Le front social en ébullition à travers le pays. La protestation se poursuit dans la zone industrielle de Rouiba

mardi 12 janvier 2010

Le pouvoir a mobilisé un nombre impressionnant de policiers et de gendarmes afin de les empêcher de se rassembler. Les gendarmes ont reconduit la stratégie de la fin de la semaine dernière qui consiste à isoler les différents secteurs de la zone les uns des autres pour empêcher les travailleurs de converger vers un seul endroit. Les travailleurs de la SNVI étaient bloqués à hauteur du carrefour près de Mobsco, mais un autre barrage a été dressé du côté de Réghaïa pour dissuader les travailleurs d’Anabib de rejoindre la foule. Comme on a dressé un autre barrage sur la route donnant sur la RN5 pour empêcher les travailleurs de la partie sud de la zone de se rendre sur la route reliant Rouiba à Réghaïa où étaient rassemblés les travailleurs de la SNVI, face à un insurmontable barrage de la Gendarmerie nationale. Matraque et bouclier à la main, les gendarmes ont carrément barré la route aux manifestants, filtrant même le passage des autres citoyens qu’ils déviaient sur d’autres voies.

Avant de sortir dans la rue, les travailleurs de la SNVI ont organisé une assemblée générale pour décider des suites à donner à leur mouvement. « Nous avons décidé, à l’unanimité, de poursuivre la protestation. Après six jours de manifestation, il est évident que nous ne pouvons pas reculer », nous a affirmé un membre du syndicat d’entreprise de la SNVI. Interrogé sur la réaction des travailleurs et des membres du syndicat d’entreprise au communiqué diffusé par l’UGTA et qui rapporte que des efforts importants ont été consentis par l’Etat, et que la SNVI « fait l’objet de programmes de modernisation décidés par Son Excellence, Monsieur le président de la République », ce syndicaliste déclare : « Après 4 jours de grève, on s’attendait à une réaction positive de la part de la centrale syndicale, malheureusement l’UGTA a diffusé un communiqué négatif qui s’inscrit en porte-à -faux avec toute cette masse.

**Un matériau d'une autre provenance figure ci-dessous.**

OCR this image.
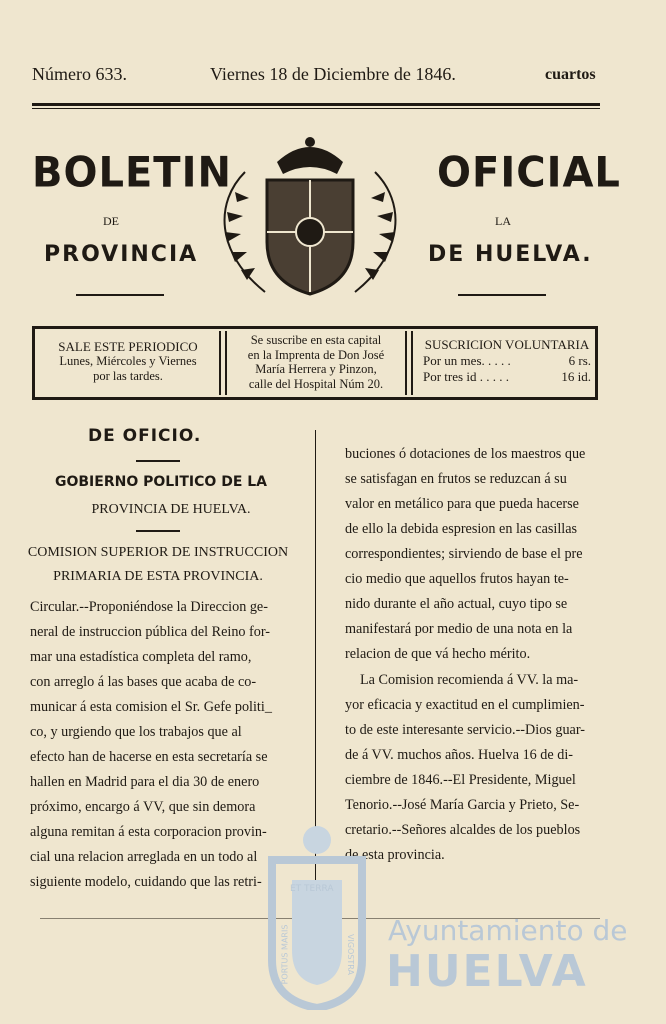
Número 633.	Viernes 18 de Diciembre de 1846.	cuartos
BOLETIN	OFICIAL
DE	LA
PROVINCIA	DE HUELVA.
SALE ESTE PERIODICO
Lunes, Miércoles y Viernes
por las tardes.
Se suscribe en esta capital
en la Imprenta de Don José
María Herrera y Pinzon,
calle del Hospital Núm 20.
SUSCRICION VOLUNTARIA
Por un mes. . . . .	6 rs.
Por tres id . . . . .	16 id.
DE OFICIO.
GOBIERNO POLITICO DE LA
PROVINCIA DE HUELVA.
COMISION SUPERIOR DE INSTRUCCION
PRIMARIA DE ESTA PROVINCIA.
Circular.--Proponiéndose la Direccion ge-
neral de instruccion pública del Reino for-
mar una estadística completa del ramo,
con arreglo á las bases que acaba de co-
municar á esta comision el Sr. Gefe politi_
co, y urgiendo que los trabajos que al
efecto han de hacerse en esta secretaría se
hallen en Madrid para el dia 30 de enero
próximo, encargo á VV, que sin demora
alguna remitan á esta corporacion provin-
cial una relacion arreglada en un todo al
siguiente modelo, cuidando que las retri-
buciones ó dotaciones de los maestros que
se satisfagan en frutos se reduzcan á su
valor en metálico para que pueda hacerse
de ello la debida espresion en las casillas
correspondientes; sirviendo de base el pre
cio medio que aquellos frutos hayan te-
nido durante el año actual, cuyo tipo se
manifestará por medio de una nota en la
relacion de que vá hecho mérito.
La Comision recomienda á VV. la ma-
yor eficacia y exactitud en el cumplimien-
to de este interesante servicio.--Dios guar-
de á VV. muchos años. Huelva 16 de di-
ciembre de 1846.--El Presidente, Miguel
Tenorio.--José María Garcia y Prieto, Se-
cretario.--Señores alcaldes de los pueblos
de esta provincia.
ET TERRA
PORTUS MARIS	VIGOSTRA
Ayuntamiento de
HUELVA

C’est un écrit destiné à discréditer tous les travailleurs de la zone industrielle.
On nous parle des efforts faits par le gouvernement en direction de la SNVI comme si l’entreprise était un bien des travailleurs ? C’est un bien de l’Etat et c’est tout à son honneur si le gouvernement se soucie de la SNVI. Nous aurions accepté le communiqué s’il émanait du gouvernement, pas de l’UGTA. Pour nous c’est un texte qui n’a aucune valeur. » Hier, comme pendant les deux derniers jours de la semaine dernière, les manifestants étaient confrontés à un impressionnant dispositif de sécurité. « Voilà où l’Etat algérien dépense l’argent du public : la répression. Des milliers d’hommes et des moyens matériels énormes ont été mobilisés depuis le début de la semaine dernière pour mater un mouvement ouvrier. C’est une honte ! », réagit un quinquagénaire.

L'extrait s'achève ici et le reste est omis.